For a long time, I thought “regaining control” meant taking action — making bold moves, drawing lines in the sand, walking away with my head high. And in some ways, it is that. But what I’ve come to learn recently is that control isn’t about being loud. It isn’t about winning. And it definitely isn’t about being right.
Real control — the kind that settles you rather than just distracts you — is quieter. It’s internal. It’s the kind of thing you start to feel after you’ve stopped performing for someone who doesn’t care to watch.
When my relationship started to unravel, I lost more than a partner — I lost my place in the story. Everything felt reactive. I was stuck waiting: waiting for answers, for change, for fairness, for emotional reciprocity that never came. I asked for six months of effort. I was told to wait a year, with no commitment in return. I opened up, laid my heart on the table, and got laughed at. It was humiliating.
But even more than that — it was disempowering. I was handing over my emotional wellbeing to someone who didn’t want to hold it.
That’s when I realised something had to shift.
So I started taking small steps to assert myself — not to hurt anyone, not out of revenge — but simply to remind myself that I still have a say in how this plays out. I told her I needed distance. I said I wouldn’t be sticking around in the background as some emotionally neutral figurehead. I removed myself from roles I wasn’t emotionally safe to continue in.
And then something strange happened. The anxiety didn’t vanish, but it changed shape. It came in waves, still strong, still sharp — but there were moments of clarity in between. Moments of stillness. Moments where I thought, Maybe I’m going to be okay.
That’s the thing no one tells you about regaining control: it’s not empowering in a cinematic, triumphant way. It’s humbling. Because what you’re really doing is letting go of the need to be understood by the person who broke you. You stop trying to explain. You stop trying to make them see. You stop playing the role they’ve cast you in.
You just… let it be. And choose something better for yourself.
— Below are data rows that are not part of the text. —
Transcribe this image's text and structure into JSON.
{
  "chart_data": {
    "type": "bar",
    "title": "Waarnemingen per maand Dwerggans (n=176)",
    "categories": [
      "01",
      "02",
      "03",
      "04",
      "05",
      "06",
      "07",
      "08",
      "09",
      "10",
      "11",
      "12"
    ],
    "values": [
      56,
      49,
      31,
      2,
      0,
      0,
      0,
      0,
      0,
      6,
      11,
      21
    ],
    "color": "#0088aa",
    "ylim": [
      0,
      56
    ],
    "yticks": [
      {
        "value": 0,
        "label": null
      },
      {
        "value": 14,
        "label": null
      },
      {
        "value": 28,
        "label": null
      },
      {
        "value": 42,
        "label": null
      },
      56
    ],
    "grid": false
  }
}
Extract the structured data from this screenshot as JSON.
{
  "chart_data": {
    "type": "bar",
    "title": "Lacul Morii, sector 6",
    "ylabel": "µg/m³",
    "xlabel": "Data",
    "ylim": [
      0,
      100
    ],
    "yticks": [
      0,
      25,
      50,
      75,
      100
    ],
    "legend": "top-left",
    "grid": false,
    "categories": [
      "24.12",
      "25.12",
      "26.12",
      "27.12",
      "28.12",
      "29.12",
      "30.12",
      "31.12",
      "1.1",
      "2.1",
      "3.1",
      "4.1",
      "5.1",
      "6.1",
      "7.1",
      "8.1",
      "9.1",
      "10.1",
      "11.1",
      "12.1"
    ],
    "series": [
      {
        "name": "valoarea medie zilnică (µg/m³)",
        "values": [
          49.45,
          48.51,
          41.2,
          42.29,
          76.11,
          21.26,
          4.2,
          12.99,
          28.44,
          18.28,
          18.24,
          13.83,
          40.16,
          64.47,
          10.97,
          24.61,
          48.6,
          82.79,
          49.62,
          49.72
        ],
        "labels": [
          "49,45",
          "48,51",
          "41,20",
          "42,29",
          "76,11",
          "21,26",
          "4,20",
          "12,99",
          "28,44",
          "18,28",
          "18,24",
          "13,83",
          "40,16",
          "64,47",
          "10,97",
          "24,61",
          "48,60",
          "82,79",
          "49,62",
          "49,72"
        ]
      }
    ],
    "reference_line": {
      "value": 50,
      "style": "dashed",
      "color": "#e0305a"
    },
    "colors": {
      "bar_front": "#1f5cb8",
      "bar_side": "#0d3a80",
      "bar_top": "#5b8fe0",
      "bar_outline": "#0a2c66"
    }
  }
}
Blogging has helped. Not because I’m looking for likes or validation — honestly, I haven’t had many comments at all — but because it’s an outlet. A place to speak freely when the person I most wanted to listen decided they were done listening. And when you’ve spent so long trying to compress your emotions into something digestible for someone else, just being expressive is healing.
So here I am, writing it all out. Not because I have all the answers. Not because I’ve “moved on.” But because I’m learning that reclaiming your sense of self isn’t a destination — it’s a slow, quiet return.
And control?
It looks a lot less like gripping the wheel tightly, and a lot more like simply saying:
“I’m not going where you’re driving anymore.”